Przed sezonem KS Królewscy Płock zmierzyli się w meczu sparingowym z DAF Płońsk. Porażka w tamtym meczu nie miała żadnego znaczenia, bo był on m.in. sprawdzianem założeń taktycznych i formy, którą piłkarki wypracowały przez okres przygotowawczy. W niedzielę natomiast tym dwóm drużynom przyszło walczyć o ligowe punkty na stadionie miejskim w Płońsku.
Obydwie połowy były podobne do siebie. Płocczanki próbowały przedostać sie pod bramkę DAFu wieloma składnymi podaniami, by na końcu wykorzystać słabości przeciwnika. Płońszczanki natomiast starały się dostarczyć piłkę do swojej środkowej napastniczki, w której umiejętnościach pokładały nadzieje na dobry wynik. W 17.minucie Królewscy przegrywali 1:0. Po dośrodkowaniu z lewej strony, piłkę ręką w polu karnym zagrała Julia Mikołajewska, sędzia podyktował rzut karny, który został skutecznie wykorzystany przez zawodniczkę gospodyń. Pomarańczowe nie podłamały się wydarzeniami na boisku i jak najszybciej ruszyły do odrabiania strat. Udało się to już 4 minuty później. Również po zagraniu ręką jednej z zawodniczek DAFu, efektywnie i efektownie rzut wolny z 18 metrów wykonała Daria Kusa doprowadzając do remisu.

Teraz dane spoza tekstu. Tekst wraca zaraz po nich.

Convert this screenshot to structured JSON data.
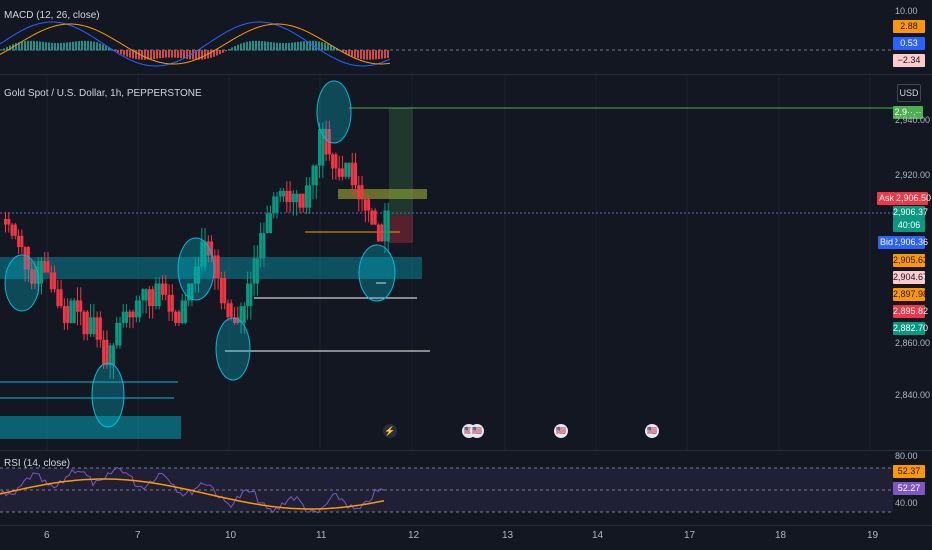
{
  "macd": {
    "title": "MACD (12, 26, close)",
    "axis_ticks": [
      "10.00"
    ],
    "tags": [
      {
        "label": "2.88",
        "color": "#ff9800",
        "text": "#131722"
      },
      {
        "label": "0.53",
        "color": "#2962ff",
        "text": "#ffffff"
      },
      {
        "label": "−2.34",
        "color": "#fccbcd",
        "text": "#131722"
      }
    ]
  },
  "main": {
    "title": "Gold Spot / U.S. Dollar, 1h, PEPPERSTONE",
    "currency_button": "USD",
    "axis_ticks": [
      "2,940.00",
      "2,920.00",
      "2,860.00",
      "2,840.00"
    ],
    "top_tag": {
      "label": "2,9··.··",
      "color": "#4caf50"
    },
    "ask": {
      "badge": "Ask",
      "price": "2,906.50",
      "color": "#f23645"
    },
    "last": {
      "price": "2,906.37",
      "countdown": "40:06",
      "color": "#089981"
    },
    "bid": {
      "badge": "Bid",
      "price": "2,906.36",
      "color": "#2962ff"
    },
    "levels": [
      {
        "label": "2,905.63",
        "color": "#ff9800",
        "text": "#131722"
      },
      {
        "label": "2,904.67",
        "color": "#fccbcd",
        "text": "#131722"
      },
      {
        "label": "2,897.98",
        "color": "#ff9800",
        "text": "#131722"
      },
      {
        "label": "2,895.82",
        "color": "#f23645",
        "text": "#ffffff"
      },
      {
        "label": "2,882.70",
        "color": "#089981",
        "text": "#ffffff"
      }
    ],
    "events": [
      "lightning-icon",
      "us-flag-icon",
      "us-flag-icon",
      "us-flag-icon",
      "us-flag-icon"
    ]
  },
  "rsi": {
    "title": "RSI (14, close)",
    "axis_ticks": [
      "80.00",
      "40.00"
    ],
    "tags": [
      {
        "label": "52.37",
        "color": "#ff9800",
        "text": "#131722"
      },
      {
        "label": "52.27",
        "color": "#7e57c2",
        "text": "#ffffff"
      }
    ]
  },
  "time_axis": [
    "6",
    "7",
    "10",
    "11",
    "12",
    "13",
    "14",
    "17",
    "18",
    "19"
  ]
}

Do końca pierwszych 40 minut każda ze stron miała jeszcze okazje do zdobycia goli, jednak uderzenia były niecelne lub skutecznie broniły bramkarki.
Od początku drugiej połowy spotkania inicjatywa zdecydowanie należała do zawodniczek w pomarańczowych koszulkach. Co i raz na bramkę płońszczanek sunęły ich ataki. Kilka z nich kończyło się bardzo dobrymi okazjami jednak żadna nie przyniosła szczęśliwego zakończenia. W 54.minucie gola Królewskim przyniósł stały fragment gry. Po dośrodkowaniu Aleksandry Kujawskiej z rzutu rożnego, Julia Mikołajewska skierowała głową piłkę do bramki przeciwnika. Piłkarki z Płocka do końca spotkania kontrolowały grę, chociaż nie ustrzegły się drobnych błędów, które musiała naprawiać wychodząca szybko z bramki Marta Hućko.
Za tydzień Królewskich czeka mecz z wiceliderem tabeli, Wilgą Garwolin. Zapraszamy na trybuny Stadionu Miejskiego w Płocku w sobotę o godzinie 10.
DAF Płońsk – KS Królewscy Płock 1:2 (1:1)
Skrót meczu:
KS Królewscy Płock: Marta Hućko, Kinga Sławińska, Anna Wojtkowska, Daria Przybysz, Julia Mikołajewska, Klaudia Łyzińska, Daria Kusa (77. Wiktoria Wiączek), Klaudia Stradomska, Aleksandra Kujawska (68. Natalia Romanowska), Julia Nowak (63. Dominika Janicka), Wiktoria Zielińska (55. Julia Korga)
Julia Korga (obrończyni Królewskich): Uważam, że był to dobry mecz w naszym wykonaniu. Szkoda, że popełniliśmy błąd we własnym polu karnym, który kosztował nas stratę bramki. Pokazałyśmy się z dobrej strony, grałyśmy odważnie i spokojnie, dzięki czemu nie pozwoliłyśmy przeciwniczkom długo gościć na naszej połowie i potrafiłyśmy utrzymać się przy piłce. Stwarzałyśmy niezłe sytuacje, nasza gra była płynna i dokładna. Mam nadzieję, że smak wygranej pozostanie z nami już do końca sezonu.
Julia Nowak (napastniczka Królewskich ): Dostałam nowe zadanie, zagrałam na nowej dla siebie pozycji. Myślę, że poradziłam sobie dobrze, chociaż wiem, że powinnam być trochę bardziej odważna i oddawać więcej strzałów na bramkę. Liczy się to, że poprawiłyśmy naszą grę od ostatniego spotkania z drużyną z Płońska, wyciągnęłyśmy z trenerem wnioski i cały czas pracujemy nad naszymi umiejętnościami. To był dobry mecz, kiedy straciłyśmy bramkę z rzutu karnego nie poddałyśmy się, głowy pozostały w górze, to bardzo ważne. Wspierałyśmy się razem podczas gry, zaczynamy tworzyć coraz lepszą drużynę.